I've got a script that processes files uploaded to Google Drive and if they are not pdf files it converts them into Google Docs, then converts the Google Doc file to pdf. This all works as required.

The problem I have is if the file to be converted to Google Docs is an image file, the "new" Google Docs file not only contains the image but also text extracted via OCR (I assume).
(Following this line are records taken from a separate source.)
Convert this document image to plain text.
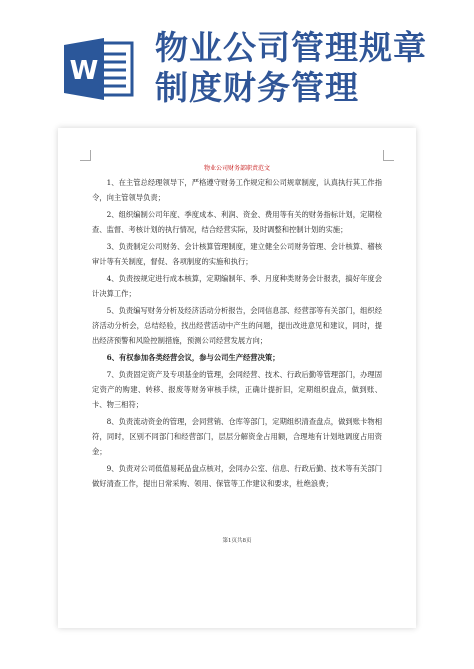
W
物业公司管理规章
制度财务管理
物业公司财务部职责范文

1、在主管总经理领导下，严格遵守财务工作规定和公司规章制度，认真执行其工作指令，向主管领导负责；

2、组织编制公司年度、季度成本、利润、资金、费用等有关的财务指标计划，定期检查、监督、考核计划的执行情况，结合经营实际，及时调整和控制计划的实施；

3、负责制定公司财务、会计核算管理制度，建立健全公司财务管理、会计核算、稽核审计等有关制度，督促、各项制度的实施和执行；

4、负责按规定进行成本核算，定期编制年、季、月度种类财务会计报表，搞好年度会计决算工作；

5、负责编写财务分析及经济活动分析报告，会同信息部、经营部等有关部门，组织经济活动分析会，总结经验，找出经营活动中产生的问题，提出改进意见和建议，同时，提出经济预警和风险控制措施，预测公司经营发展方向；

6、有权参加各类经营会议，参与公司生产经营决策；

7、负责固定资产及专项基金的管理，会同经营、技术、行政后勤等管理部门，办理固定资产的购建、转移、报废等财务审核手续，正确计提折旧，定期组织盘点，做到账、卡、物三相符；

8、负责流动资金的管理，会同营销、仓库等部门，定期组织清查盘点，做到账卡物相符，同时，区别不同部门和经营部门，层层分解资金占用额，合理地有计划地调度占用资金；

9、负责对公司低值易耗品盘点核对，会同办公室、信息、行政后勤、技术等有关部门做好清查工作，提出日常采购、领用、保管等工作建议和要求，杜绝浪费；

第1页共8页
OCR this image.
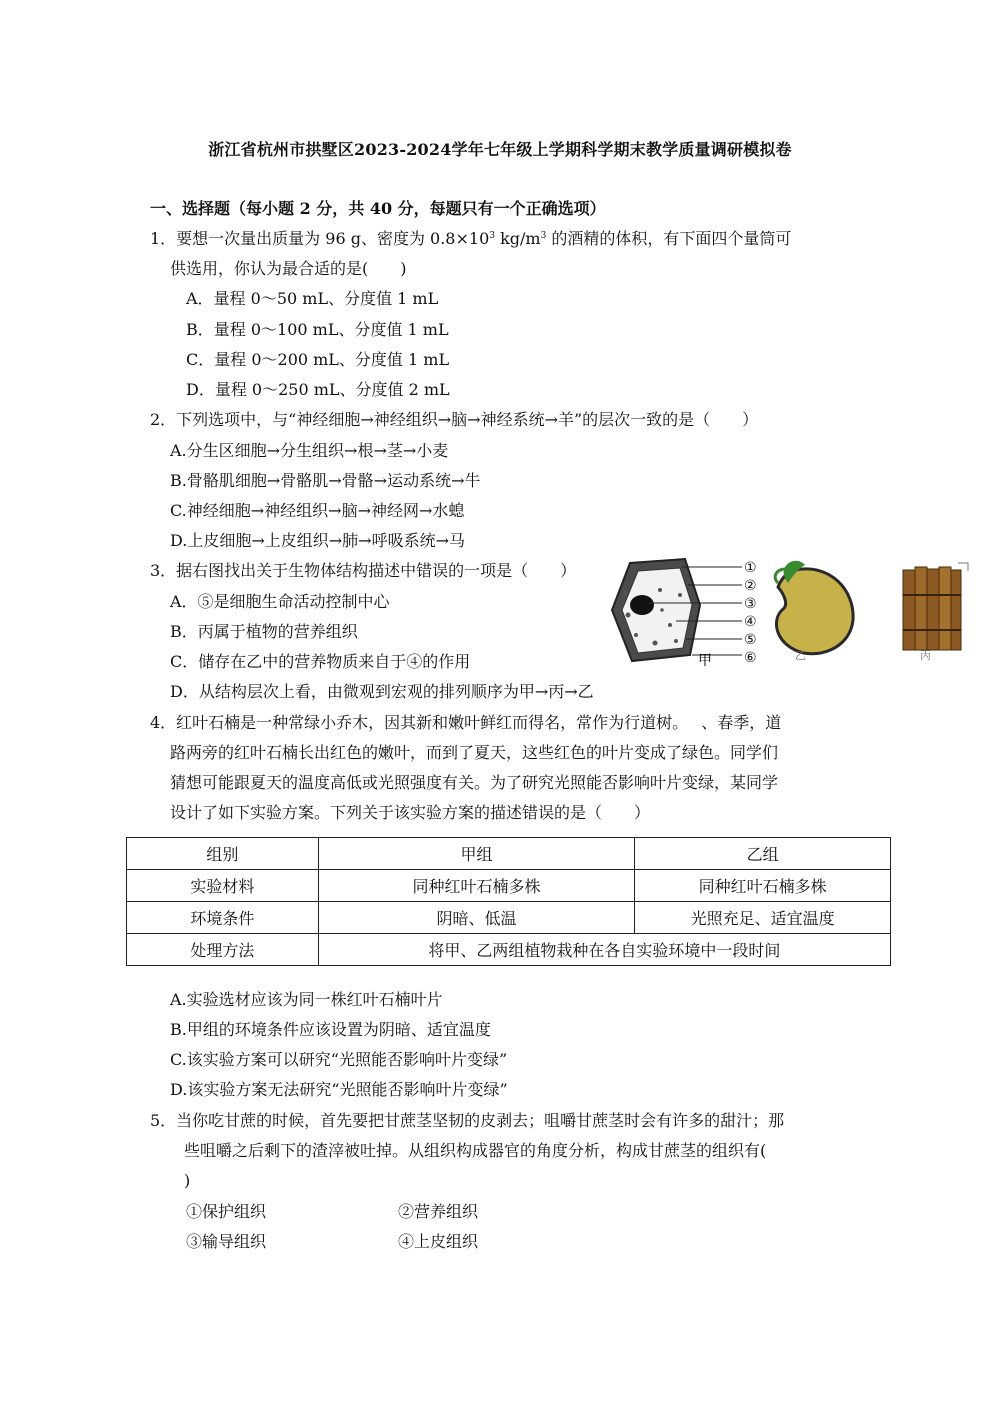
浙江省杭州市拱墅区2023-2024学年七年级上学期科学期末教学质量调研模拟卷
一、选择题（每小题 2 分，共 40 分，每题只有一个正确选项）
1．要想一次量出质量为 96 g、密度为 $0.8\times 10^3$ $kg/m^3$ 的酒精的体积，有下面四个量筒可
供选用，你认为最合适的是(　　)
A．量程 0～50 mL、分度值 1 mL
B．量程 0～100 mL、分度值 1 mL
C．量程 0～200 mL、分度值 1 mL
D．量程 0～250 mL、分度值 2 mL
2．下列选项中，与“神经细胞→神经组织→脑→神经系统→羊”的层次一致的是（　　）
A.分生区细胞→分生组织→根→茎→小麦
B.骨骼肌细胞→骨骼肌→骨骼→运动系统→牛
C.神经细胞→神经组织→脑→神经网→水螅
D.上皮细胞→上皮组织→肺→呼吸系统→马
3．据右图找出关于生物体结构描述中错误的一项是（　　）
A．⑤是细胞生命活动控制中心
B．丙属于植物的营养组织
C．储存在乙中的营养物质来自于④的作用
D．从结构层次上看，由微观到宏观的排列顺序为甲→丙→乙
①
②
③
④
⑤
⑥
甲	乙	丙
4．红叶石楠是一种常绿小乔木，因其新和嫩叶鲜红而得名，常作为行道树。　 、春季，道
路两旁的红叶石楠长出红色的嫩叶，而到了夏天，这些红色的叶片变成了绿色。同学们
猜想可能跟夏天的温度高低或光照强度有关。为了研究光照能否影响叶片变绿，某同学
设计了如下实验方案。下列关于该实验方案的描述错误的是（　　）
组别	甲组	乙组
实验材料	同种红叶石楠多株	同种红叶石楠多株
环境条件	阴暗、低温	光照充足、适宜温度
处理方法	将甲、乙两组植物栽种在各自实验环境中一段时间	
A.实验选材应该为同一株红叶石楠叶片
B.甲组的环境条件应该设置为阴暗、适宜温度
C.该实验方案可以研究“光照能否影响叶片变绿”
D.该实验方案无法研究“光照能否影响叶片变绿”
5．当你吃甘蔗的时候，首先要把甘蔗茎坚韧的皮剥去；咀嚼甘蔗茎时会有许多的甜汁；那
些咀嚼之后剩下的渣滓被吐掉。从组织构成器官的角度分析，构成甘蔗茎的组织有(
)
①保护组织	②营养组织
③输导组织	④上皮组织
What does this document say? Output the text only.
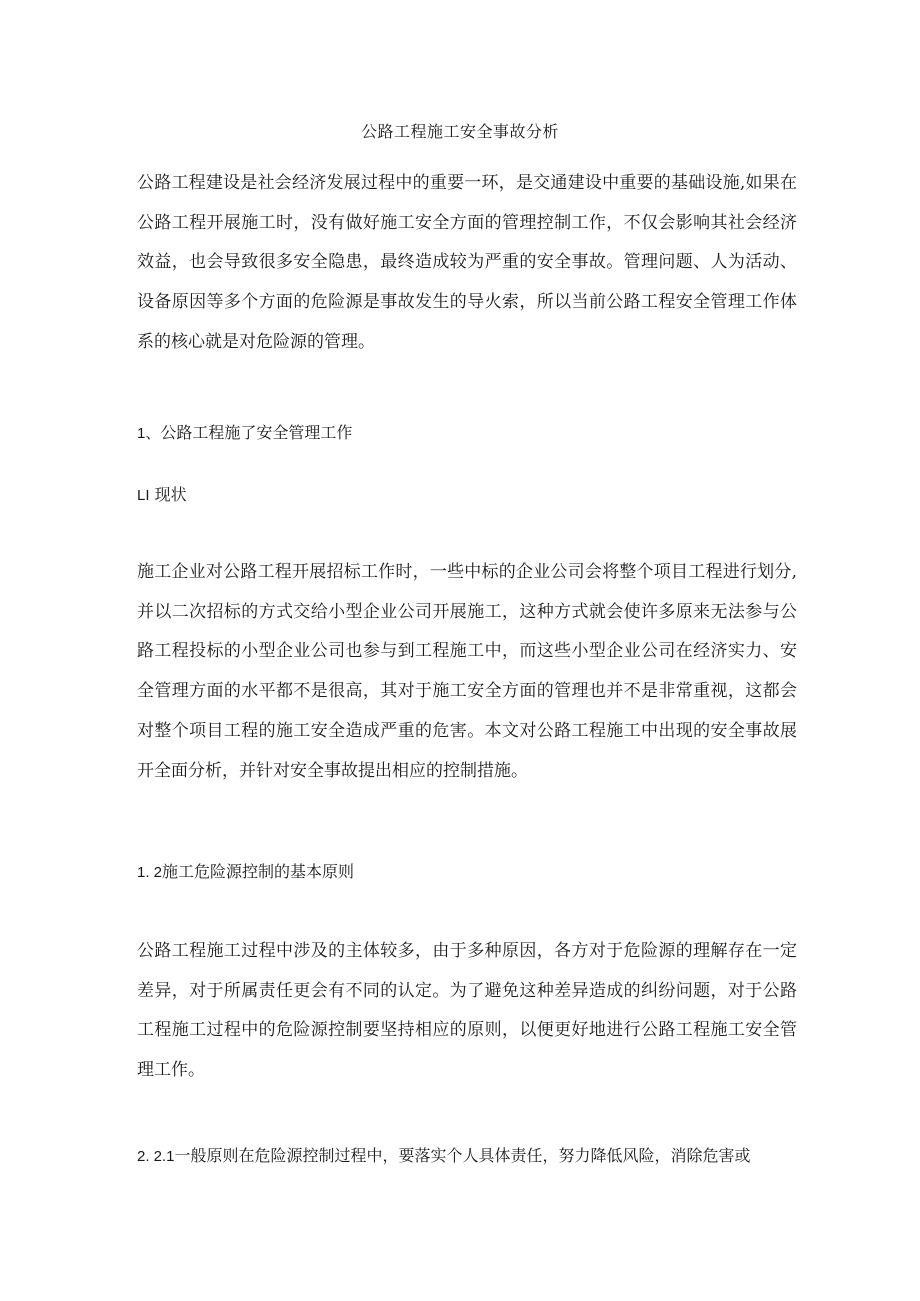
公路工程施工安全事故分析

公路工程建设是社会经济发展过程中的重要一环，是交通建设中重要的基础设施,如果在公路工程开展施工时，没有做好施工安全方面的管理控制工作，不仅会影响其社会经济效益，也会导致很多安全隐患，最终造成较为严重的安全事故。管理问题、人为活动、设备原因等多个方面的危险源是事故发生的导火索，所以当前公路工程安全管理工作体系的核心就是对危险源的管理。

1、公路工程施了安全管理工作

LI 现状

施工企业对公路工程开展招标工作时，一些中标的企业公司会将整个项目工程进行划分,并以二次招标的方式交给小型企业公司开展施工，这种方式就会使许多原来无法参与公路工程投标的小型企业公司也参与到工程施工中，而这些小型企业公司在经济实力、安全管理方面的水平都不是很高，其对于施工安全方面的管理也并不是非常重视，这都会对整个项目工程的施工安全造成严重的危害。本文对公路工程施工中出现的安全事故展开全面分析，并针对安全事故提出相应的控制措施。

1. 2施工危险源控制的基本原则

公路工程施工过程中涉及的主体较多，由于多种原因，各方对于危险源的理解存在一定差异，对于所属责任更会有不同的认定。为了避免这种差异造成的纠纷问题，对于公路工程施工过程中的危险源控制要坚持相应的原则，以便更好地进行公路工程施工安全管理工作。

2. 2.1一般原则在危险源控制过程中，要落实个人具体责任，努力降低风险，消除危害或
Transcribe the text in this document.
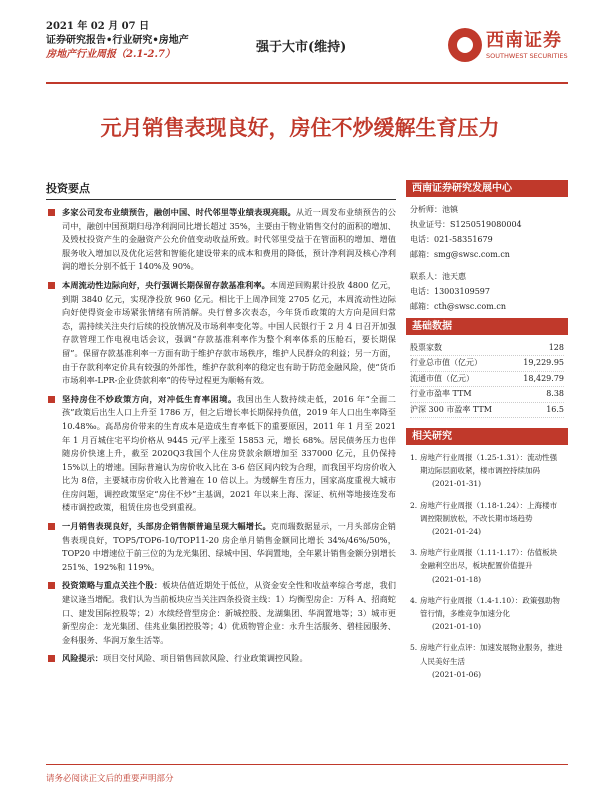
2021 年 02 月 07 日
证券研究报告•行业研究•房地产
房地产行业周报（2.1-2.7）	强于大市(维持)	西南证券
SOUTHWEST SECURITIES
元月销售表现良好，房住不炒缓解生育压力
投资要点
多家公司发布业绩预告，融创中国、时代邻里等业绩表现亮眼。从近一周发布业绩预告的公司中，融创中国预期归母净利润同比增长超过 35%，主要由于物业销售交付的面积的增加、及毁杖投资产生的金融资产公允价值变动收益所致。时代邻里受益于在管面积的增加、增值服务收入增加以及优化运营和智能化建设带来的成本和费用的降低，预计净利润及核心净利润的增长分别不低于 140%及 90%。
本周流动性边际向好，央行强调长期保留存款基准利率。本周逆回购累计投放 4800 亿元，到期 3840 亿元，实现净投放 960 亿元。相比于上周净回笼 2705 亿元，本周流动性边际向好使得资金市场紧张情绪有所消解。央行曾多次表态，今年货币政策的大方向是回归常态，需持续关注央行后续的投放情况及市场利率变化等。中国人民银行于 2 月 4 日召开加强存款管理工作电视电话会议，强调“存款基准利率作为整个利率体系的压舱石，要长期保留”。保留存款基准利率一方面有助于维护存款市场秩序，维护人民群众的利益；另一方面，由于存款利率定价具有较强的外部性，维护存款利率的稳定也有助于防范金融风险，使“货币市场利率-LPR-企业贷款利率”的传导过程更为顺畅有效。
坚持房住不炒政策方向，对冲低生育率困境。我国出生人数持续走低，2016 年“全面二孩”政策后出生人口上升至 1786 万，但之后增长率长期保持负值，2019 年人口出生率降至 10.48‰。高昂房价带来的生育成本是造成生育率低下的重要原因，2011 年 1 月至 2021 年 1 月百城住宅平均价格从 9445 元/平上涨至 15853 元，增长 68%。居民债务压力也伴随房价快速上升，截至 2020Q3我国个人住房贷款余额增加至 337000 亿元，且仍保持 15%以上的增速。国际普遍认为房价收入比在 3-6 倍区间内较为合理，而我国平均房价收入比为 8倍，主要城市房价收入比普遍在 10 倍以上。为缓解生育压力，国家高度重视大城市住房问题，调控政策坚定“房住不炒”主基调，2021 年以来上海、深证、杭州等地接连发布楼市调控政策，租赁住房也受到重视。
一月销售表现良好，头部房企销售额普遍呈现大幅增长。克而瑞数据显示，一月头部房企销售表现良好，TOP5/TOP6-10/TOP11-20 房企单月销售金额同比增长 34%/46%/50%，TOP20 中增速位于前三位的为龙光集团、绿城中国、华润置地，全年累计销售金额分别增长 251%、192%和 119%。
投资策略与重点关注个股：板块估值近期处于低位，从资金安全性和收益率综合考虑，我们建议逢当增配。我们认为当前板块应当关注四条投资主线：1）均衡型房企：万科 A、招商蛇口、建发国际控股等；2）水续经营型房企：新城控股、龙湖集团、华润置地等；3）城市更新型房企：龙光集团、佳兆业集团控股等；4）优质物管企业：永升生活服务、碧桂园服务、金科服务、华润万象生活等。
风险提示：项目交付风险、项目销售回款风险、行业政策调控风险。
西南证券研究发展中心
分析师：池镇
执业证号：S1250519080004
电话：021-58351679
邮箱：smg@swsc.com.cn
联系人：池天惠
电话：13003109597
邮箱：cth@swsc.com.cn
基础数据
股票家数	128
行业总市值（亿元）	19,229.95
流通市值（亿元）	18,429.79
行业市盈率 TTM	8.38
沪深 300 市盈率 TTM	16.5
相关研究
1. 房地产行业周报（1.25-1.31）：流动性强期边际层面收紧，楼市调控持续加码
(2021-01-31)
2. 房地产行业周报（1.18-1.24）：上海楼市调控限制放松，不改长期市场趋势
(2021-01-24)
3. 房地产行业周报（1.11-1.17）：估值板块金融利空出尽，板块配置价值提升
(2021-01-18)
4. 房地产行业周报（1.4-1.10）：政策强助物管行情，多维竞争加速分化
(2021-01-10)
5. 房地产行业点评：加速发展物业服务，推进人民美好生活
(2021-01-06)
请务必阅读正文后的重要声明部分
I've tried setting that option to false to no avail.

Please help, all I want is to convert image files to pdf without extracting any text from the images.

function afterUpload(form_upload_items, suid, lname,scans_folder){
  var pdf_file_ids, pdf_files, processed_folder, converted_file;
  form_upload_items.forEach (function (form_upload_item_id) {      
    var uploaded_file = DriveApp.getFileById(form_upload_item_id);
    const uft = uploaded_file.getMimeType();
    Logger.log("item has name of '%s' and is of type '%s'", uploaded_file.
    getName(), uft);
    processed_folder = scans_folder.getFoldersByName("Processed").next();
    var file_description = uploaded_file.getDescription();
    if (file_description==null){
      file_description=" "
    }
    if (file_description.includes("Scanned")){
      Logger.log("Already scanned '%s'", uploaded_file.getName());
    }
    else{
      uploaded_file.setDescription("Scanned");
      file_description = uploaded_file.getDescription();
    }        
    if (file_description.includes("Processed")) {
      Logger.log("Already processed %s", uploaded_file.getName());
    }
    else{
      if (uft !=MimeType.PDF && !file_description.includes("Converted")){ // convert file to pdf if required
        //Convert to Google docs
        const file_blob = uploaded_file.getBlob();
        const options ={
          ocr: false,
          supportsAllDrives: true
        }
        const res = Drive.Files.insert({ // Drive API of Advanced Google services is used.
          "mimeType": "application/vnd.google-apps.document",
          "title": uploaded_file.getName() + "_gdocs_conv"
        }, file_blob,options);
        uploaded_file.moveTo(processed_folder);
        uploaded_file.setDescription(file_description+", Converted");
        converted_file = DriveApp.getFileById(res.id);
        converted_file.moveTo(processed_folder);
        const blobPDF = converted_file.getAs(MimeType.PDF);
        //finally convert google docs to PDF
        uploaded_file = scans_folder.createFile(blobPDF);
        Logger.log("Converted %s to pdf",uploaded_file.getName());
      }                   
    }
  });
  const query = "title contains '" +suid+"'"
  const scanned_files = scans_folder.searchFiles(query);
  pdf_file_ids = [];
  pdf_files = [];
  while (scanned_files.hasNext()){
    const scanned_file = scanned_files.next();
    Logger.log("%s %s",scanned_file.getName(), scanned_file.getDescription());
    pdf_file_ids.push(scanned_file.getId());
    pdf_files.push(scanned_file); 
  }
  var function_result = {};
  var documents_folder = scans_folder.getParents().next();
  function_result["file_name_prefix"] = suid+" "+lname;
  function_result["pdf_files"] = pdf_file_ids;
  function_result["documents_folder_id"] = documents_folder.getId(); 
  }

Solution

    1. Open the file that has been created using the "Drive" service with the "DocumentApp",
    2. then search the body of the DocumentApp doc for a paragraph containing the image(googledocs already resizes the image correctly).
    3. Then save the paragraph to memory,
    4. clear the body of the doc,
    5. and lastly paste the saved paragraph back